Department of Neuropathology, University Medical Centre Hamburg-Eppendorf, Hamburg, Germany.
J Neurooncol. 2019 Jan;141(1):183-194. doi: 10.1007/s11060-018-03024-8. Epub 2018 Nov 2.
With the 2016 World Health Organization Classification of Tumors of the Central Nervous System (2016 CNS WHO), diagnosis of glioma is based on molecular parameters in addition to histology potentially leading to additional demands on quality of tissue samples. This may challenge the role of minimally invasive biopsy procedures. This study aims to evaluate the diagnostic yield of glioma samples from frameless stereotactic biopsies with focus on molecular information and explore the neuromolecular profile of a glioma biopsy cohort.
In a case series analysis, 180 consecutive frameless stereotactic biopsies with the Brainlab® Varioguide system from January 2011 to October 2017 were reviewed and patients with suspected or verified glioma were identified. Neuropathological samples were reprocessed in accordance with 2016 CNS WHO standards.
One hundred nineteen glioma patients were identified. Analysis of IDH status could be performed in 95.8% resulting in a cumulative mutation rate of 9.6%. A complete diagnosis according to 2016 CNS WHO including grading and molecular features was achieved in 110 cases (92.4%). Entities were revised in four cases. Most common diagnosis was IDH-wildtype glioblastoma (66.4%) followed by IDH-wildtype anaplastic astrocytoma (21.8%).

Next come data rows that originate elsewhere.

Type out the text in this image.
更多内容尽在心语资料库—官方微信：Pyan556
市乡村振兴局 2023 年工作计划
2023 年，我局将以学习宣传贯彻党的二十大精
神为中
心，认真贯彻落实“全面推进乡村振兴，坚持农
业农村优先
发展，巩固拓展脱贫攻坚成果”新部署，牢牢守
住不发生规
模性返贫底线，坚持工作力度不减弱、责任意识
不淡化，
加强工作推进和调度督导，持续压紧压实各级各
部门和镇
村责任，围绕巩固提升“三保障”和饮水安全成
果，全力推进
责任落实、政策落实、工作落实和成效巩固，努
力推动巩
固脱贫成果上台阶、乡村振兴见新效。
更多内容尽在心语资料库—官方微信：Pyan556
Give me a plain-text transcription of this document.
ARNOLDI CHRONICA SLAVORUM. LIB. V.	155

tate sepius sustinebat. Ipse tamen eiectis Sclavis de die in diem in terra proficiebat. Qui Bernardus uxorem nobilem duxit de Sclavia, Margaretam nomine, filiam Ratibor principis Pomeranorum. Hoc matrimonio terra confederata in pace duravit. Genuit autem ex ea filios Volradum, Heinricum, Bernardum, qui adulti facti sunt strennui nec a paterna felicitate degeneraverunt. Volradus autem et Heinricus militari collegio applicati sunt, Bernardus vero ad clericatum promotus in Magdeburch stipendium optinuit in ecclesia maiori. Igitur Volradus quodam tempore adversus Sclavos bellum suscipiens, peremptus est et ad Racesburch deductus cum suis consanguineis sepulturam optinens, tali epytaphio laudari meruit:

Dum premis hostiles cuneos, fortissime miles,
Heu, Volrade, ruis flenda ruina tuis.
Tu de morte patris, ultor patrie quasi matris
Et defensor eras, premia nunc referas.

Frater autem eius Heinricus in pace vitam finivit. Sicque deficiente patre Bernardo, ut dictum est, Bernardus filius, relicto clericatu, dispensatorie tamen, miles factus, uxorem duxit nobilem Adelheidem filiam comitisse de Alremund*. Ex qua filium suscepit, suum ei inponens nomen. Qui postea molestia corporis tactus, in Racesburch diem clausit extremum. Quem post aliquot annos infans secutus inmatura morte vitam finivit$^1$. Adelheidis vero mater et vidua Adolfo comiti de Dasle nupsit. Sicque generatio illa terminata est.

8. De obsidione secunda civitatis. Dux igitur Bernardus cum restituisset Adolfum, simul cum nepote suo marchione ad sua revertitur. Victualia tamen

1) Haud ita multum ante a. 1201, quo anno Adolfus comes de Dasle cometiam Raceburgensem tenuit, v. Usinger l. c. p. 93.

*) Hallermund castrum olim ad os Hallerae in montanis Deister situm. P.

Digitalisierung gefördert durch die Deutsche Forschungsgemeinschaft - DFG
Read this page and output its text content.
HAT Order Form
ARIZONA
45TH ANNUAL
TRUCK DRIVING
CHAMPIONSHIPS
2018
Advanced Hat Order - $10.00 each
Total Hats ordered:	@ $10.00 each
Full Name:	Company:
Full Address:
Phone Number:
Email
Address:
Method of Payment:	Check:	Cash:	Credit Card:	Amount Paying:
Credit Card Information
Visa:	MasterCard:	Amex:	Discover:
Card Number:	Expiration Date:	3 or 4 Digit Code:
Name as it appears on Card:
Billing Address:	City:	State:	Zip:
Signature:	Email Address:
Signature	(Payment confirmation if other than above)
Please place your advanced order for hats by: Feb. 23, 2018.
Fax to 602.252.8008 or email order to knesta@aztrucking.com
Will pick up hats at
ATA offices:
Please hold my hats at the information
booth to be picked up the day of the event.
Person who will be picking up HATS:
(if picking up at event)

A formally complete diagnosis according to 2016 CNS WHO was achieved in the majority of cases. The biopsy cohort showed a prognostically unfavorable distribution of diagnoses and molecular features. Frameless stereotactic biopsy seems to be confirmed as a useful diagnostic tool in contemporary neuro-oncology-however, certain potential limitations should be considered.
随着 2016 年世界卫生组织中枢神经系统肿瘤分类(2016 年 CNSWHO)的出现,除了组织病理学以外,诊断胶质瘤还需要考虑分子参数,这可能会增加对组织样本质量的要求。这可能会对微创活检程序的作用提出挑战。本研究旨在评估无框架立体定向活检获取的胶质瘤样本的诊断产量,重点关注分子信息,并探索胶质瘤活检队列的神经分子谱。
在病例系列分析中,回顾了 2011 年 1 月至 2017 年 10 月期间使用 Brainlab®Varioguide 系统进行的 180 例连续无框架立体定向活检,确定了疑似或确诊的胶质瘤患者。神经病理学样本按照 2016 年 CNSWHO 标准进行重新处理。
共发现 119 例胶质瘤患者。可以对 IDH 状态进行分析,结果显示累积突变率为 9.6%,其中 95.8%的病例可进行分析。按照 2016 年 CNSWHO 标准,有 110 例(92.4%)可完成完整诊断,包括分级和分子特征。4 例病例进行了修订。最常见的诊断是 IDH 野生型胶质母细胞瘤(66.4%),其次是 IDH 野生型间变性星形细胞瘤(21.8%)。
大多数病例根据 2016 年 CNSWHO 达到了正式的完整诊断。活检队列的诊断和分子特征具有预后不良的分布。无框架立体定向活检似乎已被确认为当代神经肿瘤学中有用的诊断工具,但应考虑到某些潜在的局限性。